Abstracts: Abstracts of Papers Submitted to the 36th Annual Meeting of the American Pancreatic Association, November 3-4, 2005
Depts of 1Surgery, 2Physiology, and 3Radiation Oncology, University of Michigan, Ann Arbor, MI; 4Depts of Cancer Biology and Medical Oncology, 5M.D. Anderson Cancer. Center, Houston, TX
We have recently determined that Ataxia-Telangectasia Group D Associated gene (ATDC) is overexpressed in pancreatic cancer, however the cellular function of ATDC is unknown. Based on preliminary studies, we hypothesize that ATDC is a novel DNA repair gene.
We performed experiments in Panc-1 cells (high ATDC expression) and Panc-1 cells stably expressing shRNA targeting ATDC or control shRNA constructs. Silencing of ATDC in shRNA-expressing cells was confirmed by western blotting. The effect of down-regulating ATDC on phosphorylation of histone H2AX (measure of DS-DNA damage) by radiation (10 Gy for 1-24 hrs) was assessed by Western blotting. The impact of ATDC silencing on the DNA damage-dependent S-phase checkpoint was evaluated by measuring radio-resistant DNA synthesis (RDS). Cell survival 14 days following radiation exposure (0-10 Gy) was determined by a colonigenic assays.
Silencing of ATDC in Panc-1 cells resulted in marked upregulation of DS DNA damage (measured by phosphorylation of H2AX) following exposure to radiation (10 Gy), with little evidence of DS DNA damage in control shRNA cells.
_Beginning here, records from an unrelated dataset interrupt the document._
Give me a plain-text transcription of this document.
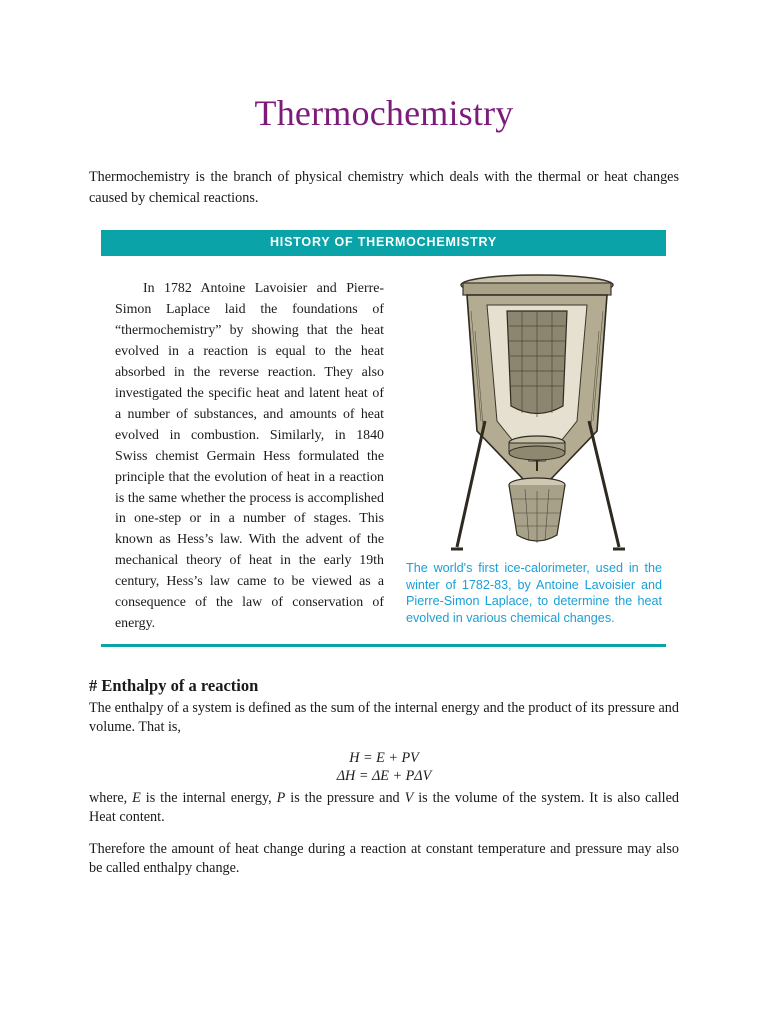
Thermochemistry
Thermochemistry is the branch of physical chemistry which deals with the thermal or heat changes caused by chemical reactions.
HISTORY OF THERMOCHEMISTRY
In 1782 Antoine Lavoisier and Pierre-Simon Laplace laid the foundations of “thermochemistry” by showing that the heat evolved in a reaction is equal to the heat absorbed in the reverse reaction. They also investigated the specific heat and latent heat of a number of substances, and amounts of heat evolved in combustion. Similarly, in 1840 Swiss chemist Germain Hess formulated the principle that the evolution of heat in a reaction is the same whether the process is accomplished in one-step or in a number of stages. This known as Hess’s law. With the advent of the mechanical theory of heat in the early 19th century, Hess’s law came to be viewed as a consequence of the law of conservation of energy.
The world's first ice-calorimeter, used in the winter of 1782-83, by Antoine Lavoisier and Pierre-Simon Laplace, to determine the heat evolved in various chemical changes.
# Enthalpy of a reaction
The enthalpy of a system is defined as the sum of the internal energy and the product of its pressure and volume. That is,
H = E + PV
ΔH = ΔE + PΔV
where, E is the internal energy, P is the pressure and V is the volume of the system. It is also called Heat content.
Therefore the amount of heat change during a reaction at constant temperature and pressure may also be called enthalpy change.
In RDS assays, 1 hr after exposure to 10Gy radiation, ATDC silencing significantly increased RDS, from 45 ± 3% (control shRNA) to 75 ± 8% (ATDC shRNA) (p < 0.05). In clonagenic assays, ATDC silencing decreased the surviving cell fraction at all radiation levels, with 17% of ATDC-silenced cells surviving at a dose of 2 Gy compared to 50% of control shRNA cells (p < 0.05).
Silencing of ATDC renders pancreatic cancer cells more sensitive to DS DNA damage induced by cellular insult (ionizing radiation). ATDC may function as a novel DNA repair gene in protecting pancreatic cancer cells from normal apoptotic mechanisms that function in damaged cells. These findings may also explain the relative resistance of pancreatic cancer to radiation and offer a molecular target for treatment.